Tuesday, October 27, 2015

Steering Away From IT Security’s “Gold Standard”

This post is authored by Paul Feldman, Chairman, Midwest ISO & Independent Director, WECC.

For the first decade of industrial control-system cybersecurity, IT security practices were held up as the gold standard for control system security. Yes, certain IT practices amounted to constant, aggressive change to “keep up with the bad guys,” such as constant updates to anti-virus signatures and security updates. While these practices were recognized as a poor fit for the engineering change control discipline fundamental to safety and reliability, IT experts kept telling us that if we could just somehow invent a way to apply standard IT security practices to control systems, then all would be well.

This expert consensus is shifting. The IT “gold standard” has been found inadequate to the needs of protecting control systems. How can this be? Well, let’s look at what is the “IT way.” IT security starts at the perimeter with a layer or three of firewalls between the open Internet and the corporate network. These firewalls are assumed to be porous; after all, they forward messages from the Internet into the corporate network, including millions of email messages each day for large organizations, and a comparable number of Web pages. Some of these messages contain attacks. Firewall vendors and security practitioners do what they can to filter out the attacks, but no filter is perfect. Some attacks get through.

Inside the network perimeter, what do we find? Software: countless computers running all manner of software, including security software. The problem is that all software has bugs and some bugs are security vulnerabilities. In practice then, all software can be hacked, even security software. For proof of this, we need look only as far as every security software vendor's website and count the security updates posted last month.

All of this is why the pinnacle of every modern, defense-in-depth, “gold-standard” IT security program is intrusion detection. We put “eyes on glass,” we pit “our experts against theirs,” we assume we have been compromised and we systematically hunt down the equipment our attackers have taken over. We isolate that equipment, erase it and restore it from a pre-compromise backup.

Control system security is different

How does this work for control system security? Firewalls at the control system perimeter are just as porous as firewalls at the corporate perimeter. Firewalls are routers after all, routers with filters. Firewalls forward messages from less-trusted networks into control-system networks, and the filters do what they can to separate “bad” messages from “good” messages. No filter is or can ever be perfect, though. From time to time, all control-system firewalls forward attacks into control-system networks.

Inside every control system network, we find just as much software as we find in corporate networks. Control systems generally have a little less security software deployed than do IT systems, and they are generally a little more out of date than are IT systems. This means that just like IT systems, control-system software can be hacked; the interior of control system networks is generally an even softer target than the interior of IT networks. At first glance then, all the preconditions seem identical, and so intrusion detection systems seem just as essential to ICS networks as to IT networks.

The problem with intrusion detection is that it takes time. In June of 2015, Tripwire published survey results of 400 critical infrastructure executives and IT professionals: 86 percent of the respondents were confident that they could detect compromised equipment on their control-system networks within a week of the compromise. Other studies suggest this confidence is misplaced. A 2014 Ponemon study showed that the average time from infection to detection was 170 days, and a 2014 Verizon study showed that the average time from infection to remediation was 200 days.
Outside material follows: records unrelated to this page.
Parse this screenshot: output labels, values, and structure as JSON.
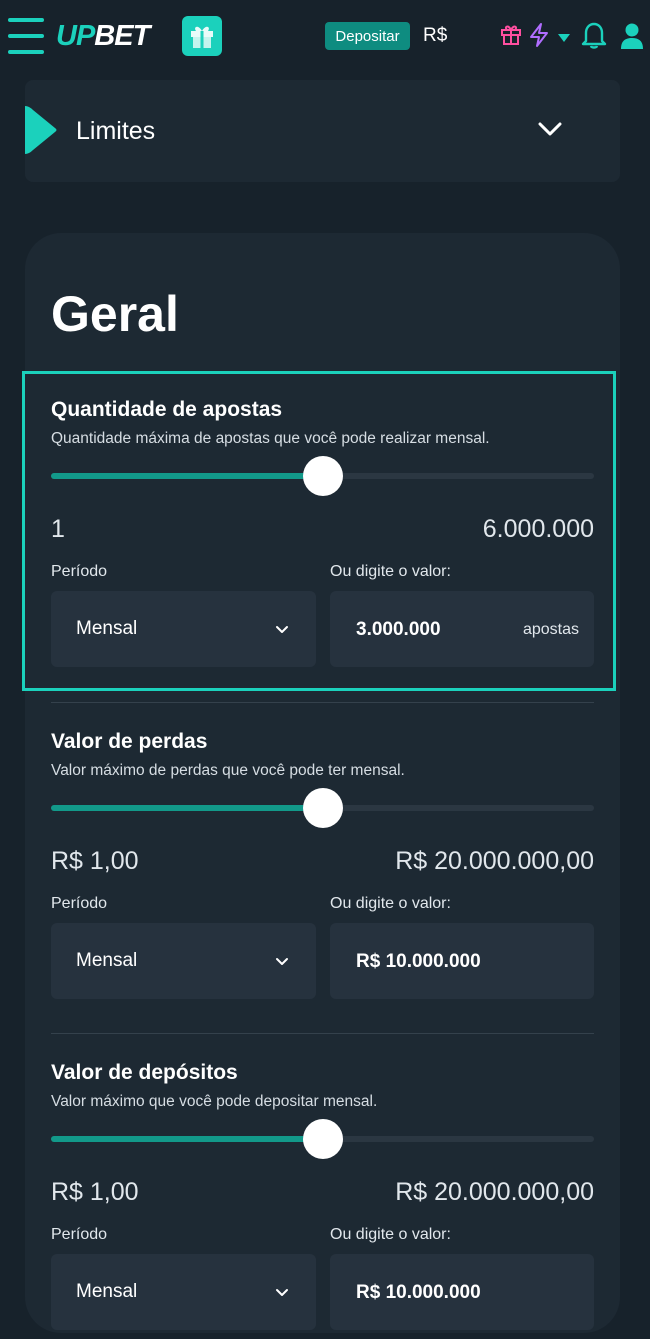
{
  "header": {
    "logo_prefix": "UP",
    "logo_suffix": "BET",
    "deposit_label": "Depositar",
    "currency": "R$",
    "colors": {
      "accent": "#1bd1bc",
      "pink": "#ff4fa0",
      "violet": "#b06dff"
    },
    "icons": [
      "menu-icon",
      "gift-icon",
      "gift-outline-icon",
      "lightning-icon",
      "caret-down-icon",
      "bell-icon",
      "user-icon"
    ]
  },
  "limites": {
    "title": "Limites"
  },
  "main": {
    "title": "Geral",
    "sections": [
      {
        "title": "Quantidade de apostas",
        "description": "Quantidade máxima de apostas que você pode realizar mensal.",
        "slider_fraction": 0.5,
        "min_label": "1",
        "max_label": "6.000.000",
        "period_label": "Período",
        "period_value": "Mensal",
        "input_label": "Ou digite o valor:",
        "input_value": "3.000.000",
        "input_suffix": "apostas"
      },
      {
        "title": "Valor de perdas",
        "description": "Valor máximo de perdas que você pode ter mensal.",
        "slider_fraction": 0.5,
        "min_label": "R$ 1,00",
        "max_label": "R$ 20.000.000,00",
        "period_label": "Período",
        "period_value": "Mensal",
        "input_label": "Ou digite o valor:",
        "input_value": "R$ 10.000.000",
        "input_suffix": ""
      },
      {
        "title": "Valor de depósitos",
        "description": "Valor máximo que você pode depositar mensal.",
        "slider_fraction": 0.5,
        "min_label": "R$ 1,00",
        "max_label": "R$ 20.000.000,00",
        "period_label": "Período",
        "period_value": "Mensal",
        "input_label": "Ou digite o valor:",
        "input_value": "R$ 10.000.000",
        "input_suffix": ""
      }
    ]
  }
}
Whether the time to detect and remediate compromised equipment is a month, or a week, or an hour is immaterial. For all of that time, however long it is, a remote attacker has control of equipment on our reliability-critical and safety-critical control-system networks. Control system practitioners always regard such unauthorized operation of their equipment as an unacceptable risk. The IT “gold standard” has failed control-system security practitioners. Control-system security must be based on a much more thorough foundation of attack protection than is possible on IT networks.

Revising control-system security standards
Control-system security standards are being revised and updated all over the world, and are evolving away from this IT approach to security. For example, France's 2014 ANSSI regulations for control-system security identify three types of control-system networks, depending on the societal impact of the networks. Class 1 networks are expendable; society suffers minimally when such a network is compromised. Class 2 networks are important to society, and the compromise of class 3 networks has serious consequences. For class 2 networks, ANSSI states that connections to less- trusted networks “should be unidirectional” toward the less-trusted system. For class 3 networks, “The interconnection of a class 3 ICS with an ICS of a lower class shall be unidirectional towards the latter.” The recently-updated NIST 800-82r2, NERC CIP V5 and V6 standards, and IEC 62443-3-3 all position unidirectional gateways within control-system defense-in-depth programs, as well.

To be fair, many elements of the IT gold standard are still applicable to control system security; it is the emphasis that is shifting. The top priorities on control system networks are not availability or integrity after all, but safety and reliability.
The ANSSI classification is instructive. The control networks most important to society must be protected unidirectionally, but there are no such demands of networks French society considers expendable. Few businesses operating large industrial sites, though, will regard their industrial operations as expendable to the business, however expendable society may deem those operations.

With this new understanding of control-system security being codified in updated standards and advice, we all need to start asking, “Which of our operations are expendable enough to be protected by firewalls?”